Heyula, maddi varoluşun kökeni olan 'töz'dür. 'Kün' emrine ilk muhatap olma halidir, olandır. Şair, Hz. Mevlana'ya (O'nun kişiliğinde irfani geleneğe) seslenirken, 'gerçek-gerçek olmayan alem'den söz ediyor. 'Görünen alem gerçektir, bir şey görünmüyorsa gerçekdışıdır.' Önermenin naifliği bir yana, bu tipik pozitivist iddianın Hz. Mevlana'ya 'üstten' bir bakışla yöneltilmesi de ilgi çekici. Alem'in ikinci özelliği, sonsuz olmayışı ve bir 'ilk ressam'dan da (Yaratıcı) yoksun bulunuşu. Arapçada yaşadığımız alem için, 'ed-dünya', yüce dünyalar için ise, 'el-alem' kelimesi kullanılır. Dünya, deni kökünden gelir, ve 'aşağıların en aşağısı' olarak nitelenmiştir. Aklın göze inmesi halinde, beş duyu ile kavranılamayan şey yok sayılır. Duyularla sınırlı alem ise gerçektir.

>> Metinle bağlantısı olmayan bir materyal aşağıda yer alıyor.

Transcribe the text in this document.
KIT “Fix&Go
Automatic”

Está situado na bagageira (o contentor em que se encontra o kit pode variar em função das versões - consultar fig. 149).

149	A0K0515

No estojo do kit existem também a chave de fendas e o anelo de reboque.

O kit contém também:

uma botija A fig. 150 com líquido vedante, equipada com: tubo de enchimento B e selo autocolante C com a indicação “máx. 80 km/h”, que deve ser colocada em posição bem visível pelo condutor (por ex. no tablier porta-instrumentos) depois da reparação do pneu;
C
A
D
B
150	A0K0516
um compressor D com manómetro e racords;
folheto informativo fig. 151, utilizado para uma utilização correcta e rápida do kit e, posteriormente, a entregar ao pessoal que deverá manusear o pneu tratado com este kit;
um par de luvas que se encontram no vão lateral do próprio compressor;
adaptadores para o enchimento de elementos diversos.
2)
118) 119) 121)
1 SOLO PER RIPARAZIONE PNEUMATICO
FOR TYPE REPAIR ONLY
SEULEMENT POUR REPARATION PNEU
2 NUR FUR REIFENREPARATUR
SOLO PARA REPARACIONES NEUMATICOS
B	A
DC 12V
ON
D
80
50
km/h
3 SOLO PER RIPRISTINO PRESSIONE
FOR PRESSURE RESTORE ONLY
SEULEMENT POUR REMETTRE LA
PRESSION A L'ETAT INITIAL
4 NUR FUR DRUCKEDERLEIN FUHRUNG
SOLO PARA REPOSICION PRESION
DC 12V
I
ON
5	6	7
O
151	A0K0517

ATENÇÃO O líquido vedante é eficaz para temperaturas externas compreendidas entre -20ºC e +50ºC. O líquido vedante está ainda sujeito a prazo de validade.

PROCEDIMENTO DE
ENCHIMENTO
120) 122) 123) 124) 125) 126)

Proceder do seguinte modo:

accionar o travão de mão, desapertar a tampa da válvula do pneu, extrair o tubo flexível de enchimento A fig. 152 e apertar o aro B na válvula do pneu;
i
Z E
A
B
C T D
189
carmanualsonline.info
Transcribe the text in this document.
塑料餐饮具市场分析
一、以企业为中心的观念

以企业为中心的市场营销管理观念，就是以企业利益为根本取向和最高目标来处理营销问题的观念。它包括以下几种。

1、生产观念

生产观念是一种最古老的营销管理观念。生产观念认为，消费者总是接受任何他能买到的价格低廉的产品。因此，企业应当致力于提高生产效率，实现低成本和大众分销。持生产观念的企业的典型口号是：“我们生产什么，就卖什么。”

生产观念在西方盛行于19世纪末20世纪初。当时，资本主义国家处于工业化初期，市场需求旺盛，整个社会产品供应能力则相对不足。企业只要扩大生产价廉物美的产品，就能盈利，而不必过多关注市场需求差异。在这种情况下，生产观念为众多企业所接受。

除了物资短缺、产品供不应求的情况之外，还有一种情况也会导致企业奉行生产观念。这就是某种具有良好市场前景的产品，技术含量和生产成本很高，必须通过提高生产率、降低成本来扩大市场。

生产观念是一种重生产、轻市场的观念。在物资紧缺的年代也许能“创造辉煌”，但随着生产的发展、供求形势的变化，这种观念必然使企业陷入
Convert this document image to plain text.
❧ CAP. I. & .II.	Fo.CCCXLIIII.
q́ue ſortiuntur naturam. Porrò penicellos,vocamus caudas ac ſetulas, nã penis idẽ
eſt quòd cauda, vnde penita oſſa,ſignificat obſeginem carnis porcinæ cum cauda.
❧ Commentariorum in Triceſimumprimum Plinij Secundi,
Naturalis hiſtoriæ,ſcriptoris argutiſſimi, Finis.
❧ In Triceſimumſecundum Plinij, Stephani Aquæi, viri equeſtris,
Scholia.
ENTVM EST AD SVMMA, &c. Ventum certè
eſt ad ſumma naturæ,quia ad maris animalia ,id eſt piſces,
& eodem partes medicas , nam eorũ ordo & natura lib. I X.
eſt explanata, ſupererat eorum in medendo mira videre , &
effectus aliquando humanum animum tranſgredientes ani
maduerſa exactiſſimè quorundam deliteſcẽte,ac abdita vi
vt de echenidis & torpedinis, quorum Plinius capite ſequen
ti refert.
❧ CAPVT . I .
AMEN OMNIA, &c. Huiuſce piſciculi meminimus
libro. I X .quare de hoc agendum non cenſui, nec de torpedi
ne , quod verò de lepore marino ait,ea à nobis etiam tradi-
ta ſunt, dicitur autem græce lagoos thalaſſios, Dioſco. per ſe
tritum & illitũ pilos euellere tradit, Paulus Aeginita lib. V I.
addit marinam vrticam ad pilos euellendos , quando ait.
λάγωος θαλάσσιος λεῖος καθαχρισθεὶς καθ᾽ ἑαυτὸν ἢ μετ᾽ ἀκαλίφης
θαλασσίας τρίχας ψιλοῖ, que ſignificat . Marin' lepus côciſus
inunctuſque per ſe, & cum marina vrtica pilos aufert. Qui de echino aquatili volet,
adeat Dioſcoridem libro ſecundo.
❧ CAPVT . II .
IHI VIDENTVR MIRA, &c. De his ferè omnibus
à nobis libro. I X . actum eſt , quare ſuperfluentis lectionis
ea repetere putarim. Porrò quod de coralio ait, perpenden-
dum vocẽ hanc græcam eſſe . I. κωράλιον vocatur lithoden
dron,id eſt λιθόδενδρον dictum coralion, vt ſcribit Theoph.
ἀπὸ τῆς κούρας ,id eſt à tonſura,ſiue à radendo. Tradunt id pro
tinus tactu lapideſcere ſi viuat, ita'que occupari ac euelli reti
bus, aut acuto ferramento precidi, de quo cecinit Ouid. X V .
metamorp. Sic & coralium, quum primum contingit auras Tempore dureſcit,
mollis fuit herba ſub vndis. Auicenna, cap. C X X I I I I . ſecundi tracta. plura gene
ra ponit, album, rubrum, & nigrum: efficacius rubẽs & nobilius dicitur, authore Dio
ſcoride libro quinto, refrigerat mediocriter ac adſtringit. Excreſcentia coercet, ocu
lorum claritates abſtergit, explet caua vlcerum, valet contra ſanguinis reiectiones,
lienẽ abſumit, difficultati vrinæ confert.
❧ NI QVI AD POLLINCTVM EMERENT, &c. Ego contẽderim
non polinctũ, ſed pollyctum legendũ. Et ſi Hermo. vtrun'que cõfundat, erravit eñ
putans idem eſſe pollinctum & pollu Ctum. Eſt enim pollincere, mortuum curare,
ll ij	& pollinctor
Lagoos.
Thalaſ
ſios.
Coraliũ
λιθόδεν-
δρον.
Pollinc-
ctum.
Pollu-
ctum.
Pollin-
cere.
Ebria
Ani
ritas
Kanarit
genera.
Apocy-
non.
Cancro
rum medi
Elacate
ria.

Belli ki şair, Hz. Mevlana'nın, 'görünenler gölgedir'diye başlayan rubaisine itiraz içeren bir karşı dörtlük yazmış ve bunu yaparken de Divan şiir geleneğine uymuştur.
Nazım Hikmet'in rubaileri arasında en ilginç olanı, kanımca şudur :
'Ruhum ne ondan önce vardı, ne ondan ayrı bir sırrın kemalidir
Ruhum onun, o dışımdaki alemin bende akseden hayalidir
Ve aslından en uzak ve aslına en yakın hayal
Bana ışığı vuran yarimin cemalidir'
Bilgeler, her aşkın O'ndan geldiğini ama İlahi olmadığını söyler.
Bu dizelerin çağrışımlarında, muhabbetin sırrının 'cemal' ve 'kemal'de olduğuna ilişkin güçlü bir işaret saklıdır.
Ruhun, sevgiliyle birlikte varolması, 'gizli bir hazine idim...' rivayetindeki sırra bakar.
Varlığı Kayyum adı tutmaktadır.
Sevgili olmaksızın alem olmaz. Ruh, Sevgili'den sonradır ve sırrı da O'nun kemalindedir.
Şairin 'sevgili'den kastının O olmadığı açıktır ama tevhit de, 'sonradan olanın öncesiz olana bitiş(tiril)mesidir.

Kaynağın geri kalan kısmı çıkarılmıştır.